Propagating Business Context Through Spans
Standard OTel attributes capture infrastructure metrics — HTTP status codes, database query strings, latency. But the most useful traces for debugging business issues also carry application context: which customer triggered the request, what feature flag was active, what the cart value was.

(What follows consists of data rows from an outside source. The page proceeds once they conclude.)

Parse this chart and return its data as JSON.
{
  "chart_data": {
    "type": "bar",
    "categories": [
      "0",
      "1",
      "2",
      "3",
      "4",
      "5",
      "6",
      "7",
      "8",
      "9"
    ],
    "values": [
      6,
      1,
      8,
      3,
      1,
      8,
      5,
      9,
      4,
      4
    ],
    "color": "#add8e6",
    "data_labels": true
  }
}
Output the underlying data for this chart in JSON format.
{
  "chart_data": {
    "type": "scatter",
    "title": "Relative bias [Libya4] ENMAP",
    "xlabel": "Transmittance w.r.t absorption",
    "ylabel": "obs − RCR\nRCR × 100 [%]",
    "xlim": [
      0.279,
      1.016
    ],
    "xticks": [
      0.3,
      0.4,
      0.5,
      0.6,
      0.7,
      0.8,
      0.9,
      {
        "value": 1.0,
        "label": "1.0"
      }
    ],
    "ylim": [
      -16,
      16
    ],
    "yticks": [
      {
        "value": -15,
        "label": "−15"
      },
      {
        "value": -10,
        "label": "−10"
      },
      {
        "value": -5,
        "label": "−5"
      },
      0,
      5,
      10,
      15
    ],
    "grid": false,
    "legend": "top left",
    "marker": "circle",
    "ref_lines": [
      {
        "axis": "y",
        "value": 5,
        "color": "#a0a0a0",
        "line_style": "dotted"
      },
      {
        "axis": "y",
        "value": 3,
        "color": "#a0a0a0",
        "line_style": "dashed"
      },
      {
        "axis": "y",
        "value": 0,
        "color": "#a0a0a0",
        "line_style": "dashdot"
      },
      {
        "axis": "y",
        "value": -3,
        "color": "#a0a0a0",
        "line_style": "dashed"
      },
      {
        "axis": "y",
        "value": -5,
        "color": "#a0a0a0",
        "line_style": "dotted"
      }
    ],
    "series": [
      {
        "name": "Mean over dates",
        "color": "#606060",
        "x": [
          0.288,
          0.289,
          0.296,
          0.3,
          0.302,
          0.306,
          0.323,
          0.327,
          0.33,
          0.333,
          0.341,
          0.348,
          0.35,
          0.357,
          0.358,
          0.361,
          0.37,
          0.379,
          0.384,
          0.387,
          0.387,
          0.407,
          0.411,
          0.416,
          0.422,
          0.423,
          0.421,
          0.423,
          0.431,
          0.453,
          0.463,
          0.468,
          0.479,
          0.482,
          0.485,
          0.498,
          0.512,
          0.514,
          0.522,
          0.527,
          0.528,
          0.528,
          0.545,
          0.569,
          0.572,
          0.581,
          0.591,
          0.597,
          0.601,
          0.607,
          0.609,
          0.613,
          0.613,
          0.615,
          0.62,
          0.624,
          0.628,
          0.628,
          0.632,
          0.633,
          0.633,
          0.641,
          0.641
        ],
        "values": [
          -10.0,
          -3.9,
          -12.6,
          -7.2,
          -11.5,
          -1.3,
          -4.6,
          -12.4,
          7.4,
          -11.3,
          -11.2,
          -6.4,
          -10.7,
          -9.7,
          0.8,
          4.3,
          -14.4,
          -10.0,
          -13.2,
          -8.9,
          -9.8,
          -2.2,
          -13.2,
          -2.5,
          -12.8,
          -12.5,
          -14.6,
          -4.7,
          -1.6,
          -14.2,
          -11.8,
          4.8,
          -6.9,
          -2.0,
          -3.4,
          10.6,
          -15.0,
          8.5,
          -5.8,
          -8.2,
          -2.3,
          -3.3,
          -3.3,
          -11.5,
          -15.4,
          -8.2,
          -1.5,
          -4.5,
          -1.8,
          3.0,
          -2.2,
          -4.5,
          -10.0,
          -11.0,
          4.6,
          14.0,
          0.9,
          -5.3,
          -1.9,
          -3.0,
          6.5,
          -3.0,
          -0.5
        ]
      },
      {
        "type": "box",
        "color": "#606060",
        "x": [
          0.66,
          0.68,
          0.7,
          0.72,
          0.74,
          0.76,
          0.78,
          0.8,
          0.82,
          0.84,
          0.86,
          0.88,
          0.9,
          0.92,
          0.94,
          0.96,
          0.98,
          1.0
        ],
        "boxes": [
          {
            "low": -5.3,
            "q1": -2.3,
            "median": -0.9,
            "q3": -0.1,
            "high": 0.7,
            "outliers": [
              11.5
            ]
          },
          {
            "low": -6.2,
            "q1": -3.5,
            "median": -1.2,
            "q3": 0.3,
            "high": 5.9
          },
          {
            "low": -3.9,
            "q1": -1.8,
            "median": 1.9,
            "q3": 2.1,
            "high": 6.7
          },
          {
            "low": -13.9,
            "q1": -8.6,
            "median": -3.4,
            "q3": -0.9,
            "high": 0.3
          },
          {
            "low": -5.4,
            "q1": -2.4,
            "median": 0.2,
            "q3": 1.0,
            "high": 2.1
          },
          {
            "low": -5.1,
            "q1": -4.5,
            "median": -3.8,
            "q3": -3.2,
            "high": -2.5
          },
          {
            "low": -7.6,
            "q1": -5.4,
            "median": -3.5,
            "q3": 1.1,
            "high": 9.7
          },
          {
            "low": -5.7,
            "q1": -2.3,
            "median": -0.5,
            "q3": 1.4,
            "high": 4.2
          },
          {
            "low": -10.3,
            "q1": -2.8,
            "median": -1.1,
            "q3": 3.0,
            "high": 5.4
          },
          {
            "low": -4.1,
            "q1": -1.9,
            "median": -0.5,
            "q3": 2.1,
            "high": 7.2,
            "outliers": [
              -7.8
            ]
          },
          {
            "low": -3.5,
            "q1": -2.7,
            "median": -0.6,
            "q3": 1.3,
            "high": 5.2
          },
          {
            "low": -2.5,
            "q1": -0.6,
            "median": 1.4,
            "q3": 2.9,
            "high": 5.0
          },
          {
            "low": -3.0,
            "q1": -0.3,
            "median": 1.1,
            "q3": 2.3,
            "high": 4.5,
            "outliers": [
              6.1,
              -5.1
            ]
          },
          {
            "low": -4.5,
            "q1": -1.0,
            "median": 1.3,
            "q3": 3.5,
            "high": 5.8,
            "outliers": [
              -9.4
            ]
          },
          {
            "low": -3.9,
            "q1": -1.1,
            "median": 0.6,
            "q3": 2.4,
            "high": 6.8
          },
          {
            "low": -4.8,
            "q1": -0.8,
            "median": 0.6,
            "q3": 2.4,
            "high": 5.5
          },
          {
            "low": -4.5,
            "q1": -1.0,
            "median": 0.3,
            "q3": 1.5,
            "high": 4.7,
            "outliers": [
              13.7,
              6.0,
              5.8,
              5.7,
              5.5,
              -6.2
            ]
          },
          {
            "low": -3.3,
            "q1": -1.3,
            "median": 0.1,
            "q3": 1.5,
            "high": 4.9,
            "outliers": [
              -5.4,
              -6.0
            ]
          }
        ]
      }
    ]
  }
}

from opentelemetry import baggage, context
from opentelemetry.baggage.propagation import W3CBaggagePropagator
def attach_business_context(user_id: str, tenant_id: str, feature_flag: str):
"""Attach business identifiers that propagate across service boundaries."""
ctx = baggage.set_baggage("user.id", user_id)
ctx = baggage.set_baggage("tenant.id", tenant_id, context=ctx)
ctx = baggage.set_baggage("feature.flag", feature_flag, context=ctx)
return context.attach(ctx)
# In your request handler:
token = attach_business_context(
user_id=request.user.id,
tenant_id=request.tenant.id,
feature_flag=get_active_flag(request.user)
)
with tracer.start_as_current_span("process_order") as span:
# Baggage values automatically propagate to child spans and downstream services
span.set_attribute("order.value", order.total)
span.set_attribute("order.items_count", len(order.items))
When you ask Claude to generate instrumentation for a specific service, provide a sample request object so the model knows what business context is available. Without that context, it generates attribute names that don’t match your actual data model.